I was watching CNN this morning when I heard the anchor refer to Michael Baigent and Richard Leigh, the authors of The Holy Blood, The Holy Grail as historians. Baigent and Leigh are news-worthy because they are suing Dan Brown, author of the Da Vinci Code for stealing material from their book. While I have no opinion on whether Brown lifted material from The Holy Blood or not, I do not like seeing Baigent and Leigh referred to as historians.

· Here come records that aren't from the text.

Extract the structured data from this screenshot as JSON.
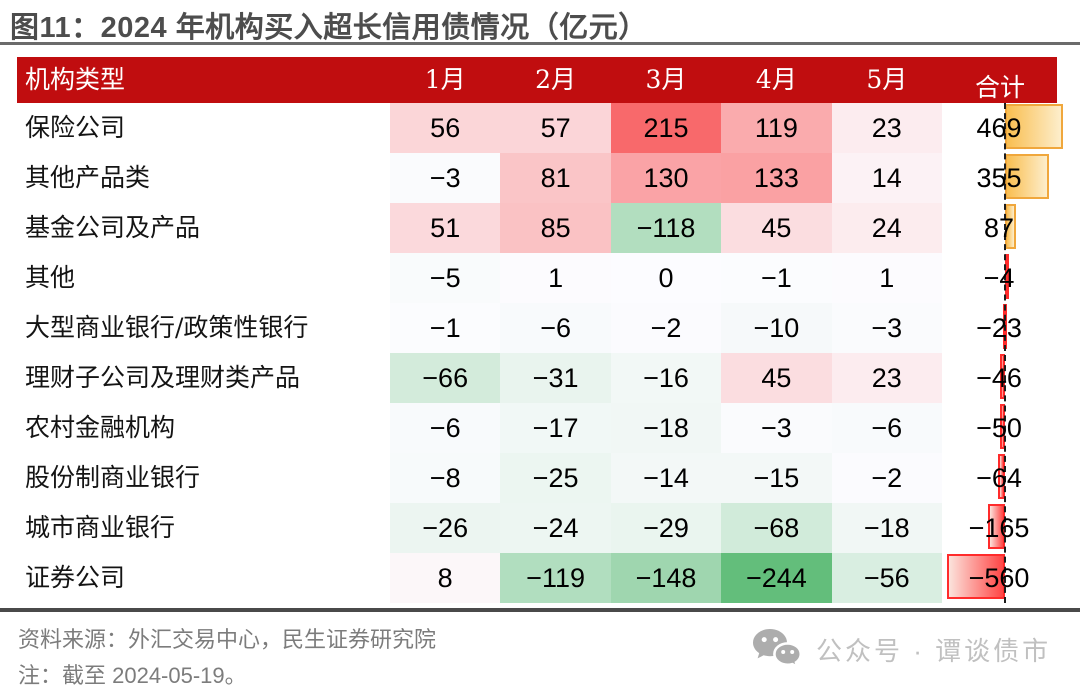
{
  "colors": {
    "header_bg": "#c00d0f",
    "header_text": "#ffffff",
    "title_text": "#4d4d4d",
    "title_rule": "#6b6b6b",
    "bottom_rule": "#4a4a4a",
    "heat_max_red": "#F8696B",
    "heat_mid_white": "#FCFCFF",
    "heat_min_green": "#63BE7B",
    "bar_positive": "#f0a73c",
    "bar_negative": "#ff2b2b",
    "footer_text": "#7c7c7c",
    "watermark_text": "#c0c0c0"
  },
  "footer": {
    "source": "资料来源：外汇交易中心，民生证券研究院",
    "note": "注：截至 2024-05-19。"
  },
  "watermark": {
    "icon": "wechat-icon",
    "text": "公众号 · 谭谈债市"
  },
  "chart_data": {
    "type": "heatmap",
    "title": "图11：2024 年机构买入超长信用债情况（亿元）",
    "unit": "亿元",
    "label_header": "机构类型",
    "categories": [
      "1月",
      "2月",
      "3月",
      "4月",
      "5月"
    ],
    "total_header": "合计",
    "rows": [
      {
        "label": "保险公司",
        "values": [
          56,
          57,
          215,
          119,
          23
        ],
        "total": 469
      },
      {
        "label": "其他产品类",
        "values": [
          -3,
          81,
          130,
          133,
          14
        ],
        "total": 355
      },
      {
        "label": "基金公司及产品",
        "values": [
          51,
          85,
          -118,
          45,
          24
        ],
        "total": 87
      },
      {
        "label": "其他",
        "values": [
          -5,
          1,
          0,
          -1,
          1
        ],
        "total": -4
      },
      {
        "label": "大型商业银行/政策性银行",
        "values": [
          -1,
          -6,
          -2,
          -10,
          -3
        ],
        "total": -23
      },
      {
        "label": "理财子公司及理财类产品",
        "values": [
          -66,
          -31,
          -16,
          45,
          23
        ],
        "total": -46
      },
      {
        "label": "农村金融机构",
        "values": [
          -6,
          -17,
          -18,
          -3,
          -6
        ],
        "total": -50
      },
      {
        "label": "股份制商业银行",
        "values": [
          -8,
          -25,
          -14,
          -15,
          -2
        ],
        "total": -64
      },
      {
        "label": "城市商业银行",
        "values": [
          -26,
          -24,
          -29,
          -68,
          -18
        ],
        "total": -165
      },
      {
        "label": "证券公司",
        "values": [
          8,
          -119,
          -148,
          -244,
          -56
        ],
        "total": -560
      }
    ],
    "heat_scale": {
      "domain": [
        -244,
        0,
        215
      ],
      "colors": [
        "#63BE7B",
        "#FCFCFF",
        "#F8696B"
      ]
    },
    "total_bar_axis": "dashed zero line, positive bars gold to the right, negative bars red to the left",
    "legend": "none",
    "grid": "off"
  }
}
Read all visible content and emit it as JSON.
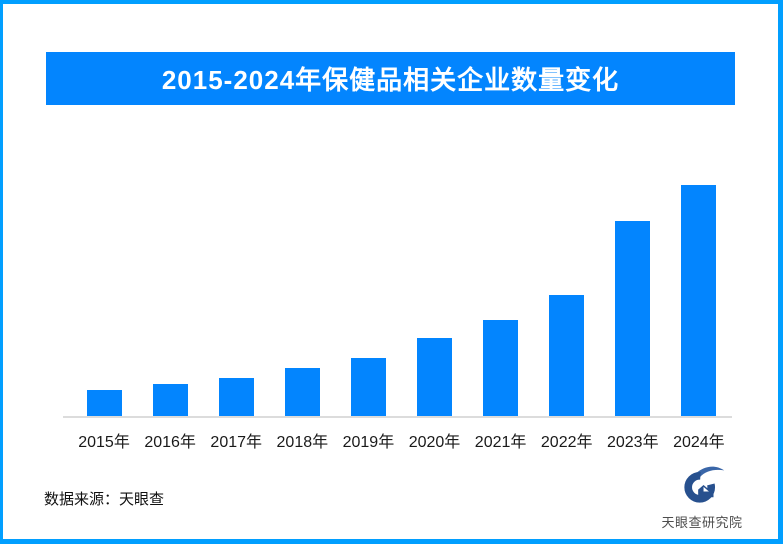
{
  "chart_data": {
    "type": "bar",
    "title": "2015-2024年保健品相关企业数量变化",
    "categories": [
      "2015年",
      "2016年",
      "2017年",
      "2018年",
      "2019年",
      "2020年",
      "2021年",
      "2022年",
      "2023年",
      "2024年"
    ],
    "values": [
      26,
      32,
      38,
      48,
      58,
      78,
      96,
      121,
      195,
      231
    ],
    "note": "no numeric y-axis, gridlines or data labels shown; values are relative bar heights read from pixels",
    "xlabel": "",
    "ylabel": "",
    "ylim": [
      0,
      236
    ],
    "grid": false,
    "legend": "none",
    "bar_color": "#0385fe",
    "axis_line_color": "#dcdcdc"
  },
  "footer": {
    "source_label": "数据来源：天眼查",
    "logo_text": "天眼查研究院"
  },
  "colors": {
    "frame_border": "#019fff",
    "banner_background": "#0385fe",
    "banner_text": "#ffffff",
    "bar": "#0385fe",
    "axis_line": "#dcdcdc",
    "logo_blue": "#27508e",
    "logo_blue_light": "#3a66a8"
  }
}
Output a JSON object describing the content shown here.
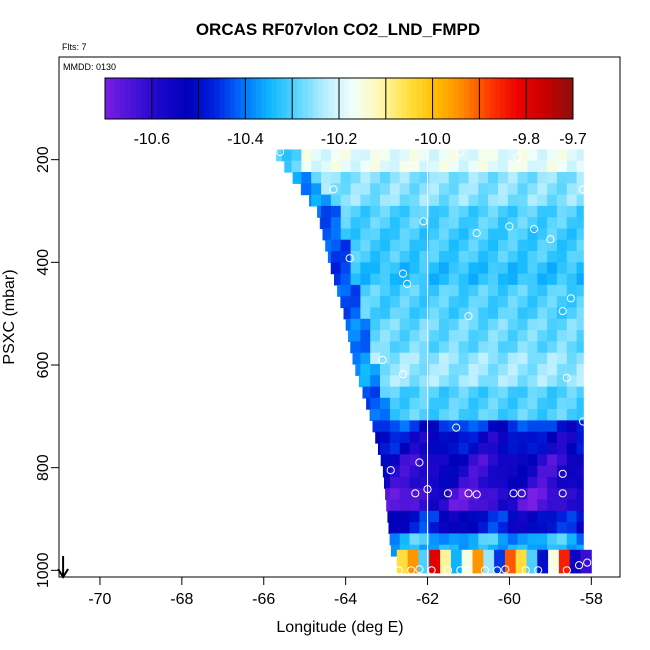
{
  "chart_data": {
    "type": "heatmap",
    "title": "ORCAS RF07vlon CO2_LND_FMPD",
    "flights_note": "Flts: 7",
    "date_note": "MMDD: 0130",
    "xlabel": "Longitude (deg E)",
    "ylabel": "PSXC (mbar)",
    "xlim": [
      -71.0,
      -57.3
    ],
    "ylim": [
      1013,
      0
    ],
    "x_ticks": [
      -70,
      -68,
      -66,
      -64,
      -62,
      -60,
      -58
    ],
    "y_ticks": [
      200,
      400,
      600,
      800,
      1000
    ],
    "x_tick_labels": [
      "-70",
      "-68",
      "-66",
      "-64",
      "-62",
      "-60",
      "-58"
    ],
    "y_tick_labels": [
      "200",
      "400",
      "600",
      "800",
      "1000"
    ],
    "colorbar": {
      "min": -10.7,
      "max": -9.7,
      "ticks": [
        -10.6,
        -10.4,
        -10.2,
        -10.0,
        -9.8,
        -9.7
      ],
      "tick_labels": [
        "-10.6",
        "-10.4",
        "-10.2",
        "-10.0",
        "-9.8",
        "-9.7"
      ],
      "colors": [
        "#7a1fe6",
        "#4a12d8",
        "#1b08cc",
        "#0000b8",
        "#0022e0",
        "#0070ff",
        "#10b8ff",
        "#5cd6ff",
        "#b8eeff",
        "#f2fffa",
        "#fff8b0",
        "#ffe040",
        "#ffbf00",
        "#ff8800",
        "#ff3800",
        "#ee0000",
        "#c80000",
        "#8c1010"
      ]
    },
    "vertical_line_lon": -62.0,
    "arrow_marker": {
      "lon": -70.9,
      "psxc": 1000
    },
    "domain": {
      "lon_min": -65.8,
      "lon_max": -58.2,
      "edge": [
        [
          180,
          -65.8
        ],
        [
          300,
          -64.7
        ],
        [
          400,
          -64.4
        ],
        [
          500,
          -64.05
        ],
        [
          600,
          -63.8
        ],
        [
          700,
          -63.4
        ],
        [
          800,
          -63.1
        ],
        [
          880,
          -63.0
        ],
        [
          960,
          -62.9
        ],
        [
          1000,
          -62.7
        ]
      ],
      "bands": [
        {
          "p0": 180,
          "p1": 220,
          "v": -10.18
        },
        {
          "p0": 220,
          "p1": 280,
          "v": -10.26
        },
        {
          "p0": 280,
          "p1": 340,
          "v": -10.3
        },
        {
          "p0": 340,
          "p1": 390,
          "v": -10.31
        },
        {
          "p0": 390,
          "p1": 450,
          "v": -10.33
        },
        {
          "p0": 450,
          "p1": 520,
          "v": -10.3
        },
        {
          "p0": 520,
          "p1": 580,
          "v": -10.28
        },
        {
          "p0": 580,
          "p1": 640,
          "v": -10.25
        },
        {
          "p0": 640,
          "p1": 700,
          "v": -10.3
        },
        {
          "p0": 700,
          "p1": 740,
          "v": -10.46
        },
        {
          "p0": 740,
          "p1": 780,
          "v": -10.52
        },
        {
          "p0": 780,
          "p1": 830,
          "v": -10.58
        },
        {
          "p0": 830,
          "p1": 880,
          "v": -10.63
        },
        {
          "p0": 880,
          "p1": 930,
          "v": -10.5
        },
        {
          "p0": 930,
          "p1": 965,
          "v": -10.35
        },
        {
          "p0": 965,
          "p1": 1005,
          "v": -10.1
        }
      ],
      "bottom_row": [
        -10.05,
        -9.95,
        -10.3,
        -9.8,
        -10.1,
        -10.35,
        -10.15,
        -9.95,
        -10.25,
        -10.45,
        -9.9,
        -10.05,
        -10.3,
        -10.5,
        -10.15,
        -9.85,
        -10.55,
        -10.62
      ]
    },
    "observations": [
      [
        -65.6,
        185
      ],
      [
        -62.4,
        212
      ],
      [
        -61.2,
        185
      ],
      [
        -59.8,
        195
      ],
      [
        -64.3,
        258
      ],
      [
        -58.2,
        258
      ],
      [
        -62.1,
        320
      ],
      [
        -60.8,
        343
      ],
      [
        -60.0,
        330
      ],
      [
        -59.4,
        335
      ],
      [
        -59.0,
        355
      ],
      [
        -63.9,
        392
      ],
      [
        -62.6,
        422
      ],
      [
        -62.5,
        442
      ],
      [
        -61.0,
        505
      ],
      [
        -58.5,
        470
      ],
      [
        -58.7,
        495
      ],
      [
        -63.1,
        590
      ],
      [
        -62.6,
        618
      ],
      [
        -58.6,
        625
      ],
      [
        -58.2,
        710
      ],
      [
        -61.3,
        722
      ],
      [
        -62.2,
        790
      ],
      [
        -62.9,
        805
      ],
      [
        -58.7,
        812
      ],
      [
        -62.0,
        842
      ],
      [
        -62.3,
        850
      ],
      [
        -61.5,
        850
      ],
      [
        -61.0,
        850
      ],
      [
        -60.8,
        852
      ],
      [
        -59.9,
        850
      ],
      [
        -59.7,
        850
      ],
      [
        -58.7,
        850
      ],
      [
        -62.7,
        1000
      ],
      [
        -62.4,
        1000
      ],
      [
        -62.2,
        998
      ],
      [
        -61.9,
        1000
      ],
      [
        -61.5,
        1000
      ],
      [
        -61.2,
        1000
      ],
      [
        -61.0,
        1000
      ],
      [
        -60.6,
        1000
      ],
      [
        -60.3,
        1000
      ],
      [
        -60.1,
        998
      ],
      [
        -59.6,
        1000
      ],
      [
        -59.3,
        1000
      ],
      [
        -58.9,
        998
      ],
      [
        -58.6,
        1000
      ],
      [
        -58.3,
        990
      ],
      [
        -58.1,
        985
      ]
    ]
  }
}
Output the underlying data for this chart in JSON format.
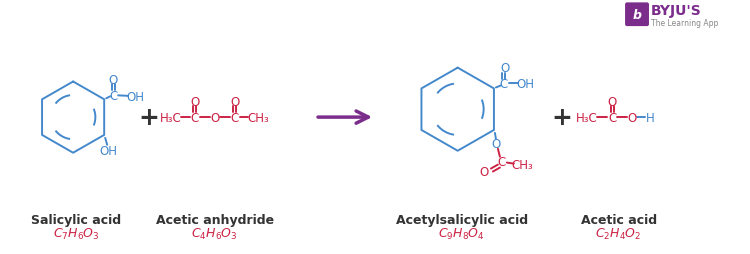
{
  "bg_color": "#ffffff",
  "blue_color": "#4488cc",
  "red_color": "#cc2244",
  "purple_color": "#7b2d8b",
  "black_color": "#333333",
  "byju_purple": "#7b2d8b",
  "label1_name": "Salicylic acid",
  "label1_formula": "C_{7}H_{6}O_{3}",
  "label2_name": "Acetic anhydride",
  "label2_formula": "C_{4}H_{6}O_{3}",
  "label3_name": "Acetylsalicylic acid",
  "label3_formula": "C_{9}H_{8}O_{4}",
  "label4_name": "Acetic acid",
  "label4_formula": "C_{2}H_{4}O_{2}"
}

Their work does not in any way meet the standards of history.
When Charles Wood of Dartmouth College reviewed Baigent's and Leigh's work in The Journal of Interdisciplinary Studies, he argued that it was not a "serious scholarly book" and that it did not measure of up to other history texts in terms of "approach, methodology, and research design". In addition, it doesn't appear that either of the authors have any training in history. Michael Baigent obtained a degree in psychology from Canterbury University and worked primarily as a photojournalist before becoming interested in the Templars. While Richard Leigh does have a Ph.D. from Stony Brook University (although I can't find his dissertation listed in dissertation abstracts), it is apparently in comparative literature (according to his publisher), not history.
So neither by training, nor by approach and methodology are Baigent and Leigh historians. Therefore, PLEASE stop calling them that.